Following the death of city architect Hans Ries in 1564, the Riga City Council requested Frese to assess and provide recommendations for improving the city’s fortifications. This came during the Livonian War, a time when Riga faced military threats and the need for improved defenses. On 21 January 1567, Frese presented proposals for fortifying the harbor side of Riga, including the redesign of the Mārstaļi Gate and the construction of a new Harbour Gate (Hafentor) where the Rīdzene stream flowed into the Daugava River.

Frese’s detailed plans included foundational masonry using precisely cut stones, upper walls built with high-quality bricks, and iron-reinforced doors. These plans were accompanied by drawings, now lost, though elements of his design are believed to be visible in a 1612 engraving by Nikolaus Mollyn.

The Harbour Gate's architecture, with its dual arches for foot and river traffic, ornate frieze featuring lions' heads and rosettes, and the probable placement of a chronostic inscription, demonstrates the influence of Renaissance styles and marks one of Riga's earliest expressions of the period’s architectural language.

=== Appointment as city architect ===
Frese applied for the official post of Riga’s city architect in 1569, stating his qualifications and need for work during wartime. He was officially appointed to the position only in 1576, following several years of unofficial work. During this interim, he had also worked for the ducal court in Jelgava (Mitau), the capital of the Duchy of Courland and Semigallia.

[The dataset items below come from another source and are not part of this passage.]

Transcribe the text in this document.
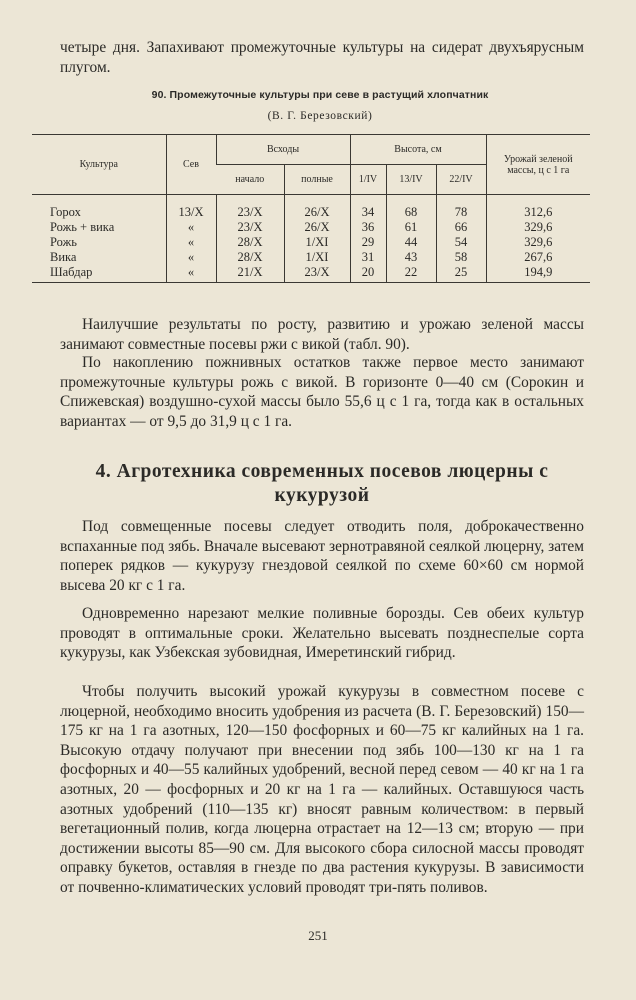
четыре дня. Запахивают промежуточные культуры на сидерат двухъярусным плугом.

90. Промежуточные культуры при севе в растущий хлопчатник
(В. Г. Березовский)
Культура	Сев	Всходы		Высота, см			Урожай зеленой массы, ц с 1 га
		начало	полные	1/IV	13/IV	22/IV	
Горох	13/X	23/X	26/X	34	68	78	312,6
Рожь + вика	«	23/X	26/X	36	61	66	329,6
Рожь	«	28/X	1/XI	29	44	54	329,6
Вика	«	28/X	1/XI	31	43	58	267,6
Шабдар	«	21/X	23/X	20	22	25	194,9

Наилучшие результаты по росту, развитию и урожаю зеленой массы занимают совместные посевы ржи с викой (табл. 90).

По накоплению пожнивных остатков также первое место занимают промежуточные культуры рожь с викой. В горизонте 0—40 см (Сорокин и Спижевская) воздушно-сухой массы было 55,6 ц с 1 га, тогда как в остальных вариантах — от 9,5 до 31,9 ц с 1 га.

4. Агротехника современных посевов люцерны с кукурузой

Под совмещенные посевы следует отводить поля, доброкачественно вспаханные под зябь. Вначале высевают зернотравяной сеялкой люцерну, затем поперек рядков — кукурузу гнездовой сеялкой по схеме 60×60 см нормой высева 20 кг с 1 га.

Одновременно нарезают мелкие поливные борозды. Сев обеих культур проводят в оптимальные сроки. Желательно высевать позднеспелые сорта кукурузы, как Узбекская зубовидная, Имеретинский гибрид.

Чтобы получить высокий урожай кукурузы в совместном посеве с люцерной, необходимо вносить удобрения из расчета (В. Г. Березовский) 150—175 кг на 1 га азотных, 120—150 фосфорных и 60—75 кг калийных на 1 га. Высокую отдачу получают при внесении под зябь 100—130 кг на 1 га фосфорных и 40—55 калийных удобрений, весной перед севом — 40 кг на 1 га азотных, 20 — фосфорных и 20 кг на 1 га — калийных. Оставшуюся часть азотных удобрений (110—135 кг) вносят равным количеством: в первый вегетационный полив, когда люцерна отрастает на 12—13 см; вторую — при достижении высоты 85—90 см. Для высокого сбора силосной массы проводят оправку букетов, оставляя в гнезде по два растения кукурузы. В зависимости от почвенно-климатических условий проводят три-пять поливов.

251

There, he contributed to the construction of the ducal residence, a chapel, and two Lutheran churches: St. Anne’s Church (Latvian community, 1573) and the Holy Trinity Church (German community, 1574). These churches shared notable architectural similarities in layout, façade composition, and decorative brickwork.

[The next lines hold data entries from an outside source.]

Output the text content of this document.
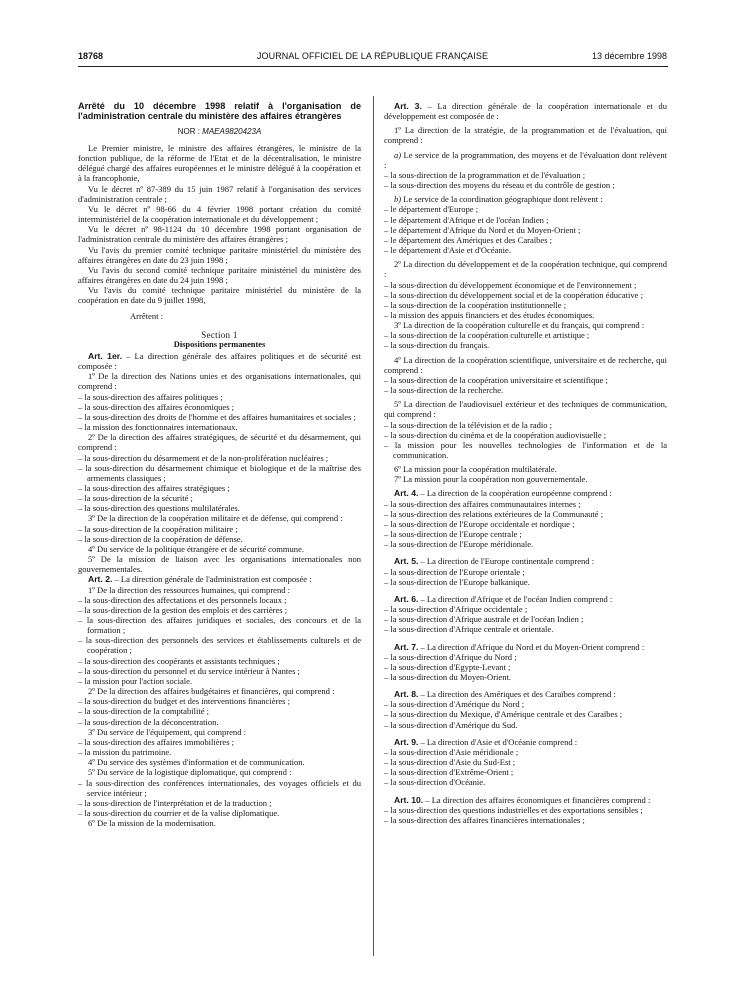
18768	JOURNAL OFFICIEL DE LA RÉPUBLIQUE FRANÇAISE	13 décembre 1998
Arrêté du 10 décembre 1998 relatif à l'organisation de l'administration centrale du ministère des affaires étrangères
NOR : MAEA9820423A
Le Premier ministre, le ministre des affaires étrangères, le ministre de la fonction publique, de la réforme de l'Etat et de la décentralisation, le ministre délégué chargé des affaires européennes et le ministre délégué à la coopération et à la francophonie,
Vu le décret nº 87-389 du 15 juin 1987 relatif à l'organisation des services d'administration centrale ;
Vu le décret nº 98-66 du 4 février 1998 portant création du comité interministériel de la coopération internationale et du développement ;
Vu le décret nº 98-1124 du 10 décembre 1998 portant organisation de l'administration centrale du ministère des affaires étrangères ;
Vu l'avis du premier comité technique paritaire ministériel du ministère des affaires étrangères en date du 23 juin 1998 ;
Vu l'avis du second comité technique paritaire ministériel du ministère des affaires étrangères en date du 24 juin 1998 ;
Vu l'avis du comité technique paritaire ministériel du ministère de la coopération en date du 9 juillet 1998,
Arrêtent :
Section 1
Dispositions permanentes
Art. 1er. – La direction générale des affaires politiques et de sécurité est composée :
1º De la direction des Nations unies et des organisations internationales, qui comprend :
– la sous-direction des affaires politiques ;
– la sous-direction des affaires économiques ;
– la sous-direction des droits de l'homme et des affaires humanitaires et sociales ;
– la mission des fonctionnaires internationaux.
2º De la direction des affaires stratégiques, de sécurité et du désarmement, qui comprend :
– la sous-direction du désarmement et de la non-prolifération nucléaires ;
– la sous-direction du désarmement chimique et biologique et de la maîtrise des armements classiques ;
– la sous-direction des affaires stratégiques ;
– la sous-direction de la sécurité ;
– la sous-direction des questions multilatérales.
3º De la direction de la coopération militaire et de défense, qui comprend :
– la sous-direction de la coopération militaire ;
– la sous-direction de la coopération de défense.
4º Du service de la politique étrangère et de sécurité commune.
5º De la mission de liaison avec les organisations internationales non gouvernementales.
Art. 2. – La direction générale de l'administration est composée :
1º De la direction des ressources humaines, qui comprend :
– la sous-direction des affectations et des personnels locaux ;
– la sous-direction de la gestion des emplois et des carrières ;
– la sous-direction des affaires juridiques et sociales, des concours et de la formation ;
– la sous-direction des personnels des services et établissements culturels et de coopération ;
– la sous-direction des coopérants et assistants techniques ;
– la sous-direction du personnel et du service intérieur à Nantes ;
– la mission pour l'action sociale.
2º De la direction des affaires budgétaires et financières, qui comprend :
– la sous-direction du budget et des interventions financières ;
– la sous-direction de la comptabilité ;
– la sous-direction de la déconcentration.
3º Du service de l'équipement, qui comprend :
– la sous-direction des affaires immobilières ;
– la mission du patrimoine.
4º Du service des systèmes d'information et de communication.
5º Du service de la logistique diplomatique, qui comprend :
– la sous-direction des conférences internationales, des voyages officiels et du service intérieur ;
– la sous-direction de l'interprétation et de la traduction ;
– la sous-direction du courrier et de la valise diplomatique.
6º De la mission de la modernisation.
Art. 3. – La direction générale de la coopération internationale et du développement est composée de :
1º La direction de la stratégie, de la programmation et de l'évaluation, qui comprend :
a) Le service de la programmation, des moyens et de l'évaluation dont relèvent :
– la sous-direction de la programmation et de l'évaluation ;
– la sous-direction des moyens du réseau et du contrôle de gestion ;
b) Le service de la coordination géographique dont relèvent :
– le département d'Europe ;
– le département d'Afrique et de l'océan Indien ;
– le département d'Afrique du Nord et du Moyen-Orient ;
– le département des Amériques et des Caraïbes ;
– le département d'Asie et d'Océanie.
2º La direction du développement et de la coopération technique, qui comprend :
– la sous-direction du développement économique et de l'environnement ;
– la sous-direction du développement social et de la coopération éducative ;
– la sous-direction de la coopération institutionnelle ;
– la mission des appuis financiers et des études économiques.
3º La direction de la coopération culturelle et du français, qui comprend :
– la sous-direction de la coopération culturelle et artistique ;
– la sous-direction du français.
4º La direction de la coopération scientifique, universitaire et de recherche, qui comprend :
– la sous-direction de la coopération universitaire et scientifique ;
– la sous-direction de la recherche.
5º La direction de l'audiovisuel extérieur et des techniques de communication, qui comprend :
– la sous-direction de la télévision et de la radio ;
– la sous-direction du cinéma et de la coopération audiovisuelle ;
– la mission pour les nouvelles technologies de l'information et de la communication.
6º La mission pour la coopération multilatérale.
7º La mission pour la coopération non gouvernementale.
Art. 4. – La direction de la coopération européenne comprend :
– la sous-direction des affaires communautaires internes ;
– la sous-direction des relations extérieures de la Communauté ;
– la sous-direction de l'Europe occidentale et nordique ;
– la sous-direction de l'Europe centrale ;
– la sous-direction de l'Europe méridionale.
Art. 5. – La direction de l'Europe continentale comprend :
– la sous-direction de l'Europe orientale ;
– la sous-direction de l'Europe balkanique.
Art. 6. – La direction d'Afrique et de l'océan Indien comprend :
– la sous-direction d'Afrique occidentale ;
– la sous-direction d'Afrique australe et de l'océan Indien ;
– la sous-direction d'Afrique centrale et orientale.
Art. 7. – La direction d'Afrique du Nord et du Moyen-Orient comprend :
– la sous-direction d'Afrique du Nord ;
– la sous-direction d'Egypte-Levant ;
– la sous-direction du Moyen-Orient.
Art. 8. – La direction des Amériques et des Caraïbes comprend :
– la sous-direction d'Amérique du Nord ;
– la sous-direction du Mexique, d'Amérique centrale et des Caraïbes ;
– la sous-direction d'Amérique du Sud.
Art. 9. – La direction d'Asie et d'Océanie comprend :
– la sous-direction d'Asie méridionale ;
– la sous-direction d'Asie du Sud-Est ;
– la sous-direction d'Extrême-Orient ;
– la sous-direction d'Océanie.
Art. 10. – La direction des affaires économiques et financières comprend :
– la sous-direction des questions industrielles et des exportations sensibles ;
– la sous-direction des affaires financières internationales ;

=== Projects and legacy ===

Once confirmed as city architect, Frese remained active in Riga for approximately 25 years, working as a military engineer, designer of public infrastructure, and ecclesiastical architect. He contributed to city defenses during the attacks by Ivan the Terrible in 1577–1578, reconstructed drinking water canals in 1582 to provide clean water for both culinary and hygienic use, and oversaw the rebuilding of the spire of St. Peter’s Church in 1578.

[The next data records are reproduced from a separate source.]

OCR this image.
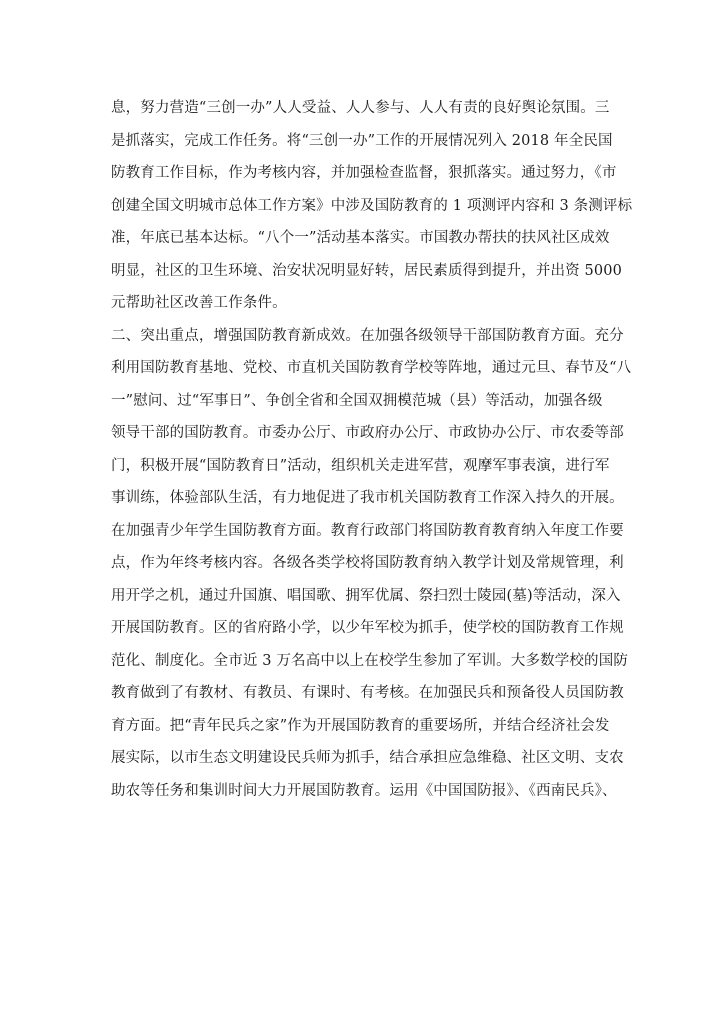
息，努力营造“三创一办”人人受益、人人参与、人人有责的良好舆论氛围。三
是抓落实，完成工作任务。将“三创一办”工作的开展情况列入 2018 年全民国
防教育工作目标，作为考核内容，并加强检查监督，狠抓落实。通过努力，《市
创建全国文明城市总体工作方案》中涉及国防教育的 1 项测评内容和 3 条测评标
准，年底已基本达标。“八个一”活动基本落实。市国教办帮扶的扶风社区成效
明显，社区的卫生环境、治安状况明显好转，居民素质得到提升，并出资 5000
元帮助社区改善工作条件。
二、突出重点，增强国防教育新成效。在加强各级领导干部国防教育方面。充分
利用国防教育基地、党校、市直机关国防教育学校等阵地，通过元旦、春节及“八
一”慰问、过“军事日”、争创全省和全国双拥模范城（县）等活动，加强各级
领导干部的国防教育。市委办公厅、市政府办公厅、市政协办公厅、市农委等部
门，积极开展“国防教育日”活动，组织机关走进军营，观摩军事表演，进行军
事训练，体验部队生活，有力地促进了我市机关国防教育工作深入持久的开展。
在加强青少年学生国防教育方面。教育行政部门将国防教育教育纳入年度工作要
点，作为年终考核内容。各级各类学校将国防教育纳入教学计划及常规管理，利
用开学之机，通过升国旗、唱国歌、拥军优属、祭扫烈士陵园(墓)等活动，深入
开展国防教育。区的省府路小学，以少年军校为抓手，使学校的国防教育工作规
范化、制度化。全市近 3 万名高中以上在校学生参加了军训。大多数学校的国防
教育做到了有教材、有教员、有课时、有考核。在加强民兵和预备役人员国防教
育方面。把“青年民兵之家”作为开展国防教育的重要场所，并结合经济社会发
展实际，以市生态文明建设民兵师为抓手，结合承担应急维稳、社区文明、支农
助农等任务和集训时间大力开展国防教育。运用《中国国防报》、《西南民兵》、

Between 1587 and 1589, Frese was involved in designing church towers, including the Riga Cathedral spire, and choir and exterior of the St. John's Church. This tower featured an elaborate design with a platform and balustrade, a domed base, an open colonnade, and a soaring gilded spire topped with a rooster. Though destroyed in the fire of 1773, historical descriptions attest to its architectural sophistication.

He is often credited with the introduction of a fresh water supply system in 1582, known as the Wasserkunst. This system transported water from the Jugla River to public fountains via pipelines, marking a significant advancement in urban infrastructure for the city. Following this, Riga established a dedicated municipal office to oversee the urban water supply.

== Death and succession ==
Frese’s name last appears in Riga’s municipal records in 1602. That year, Lambert Janssen from The Hague began working under his supervision as a bricklayer. After Frese’s presumed death, Janssen and Adrian Janssen temporarily filled both roles until Bernt Boddecker (also known as Bötticher) was appointed as the new city architect.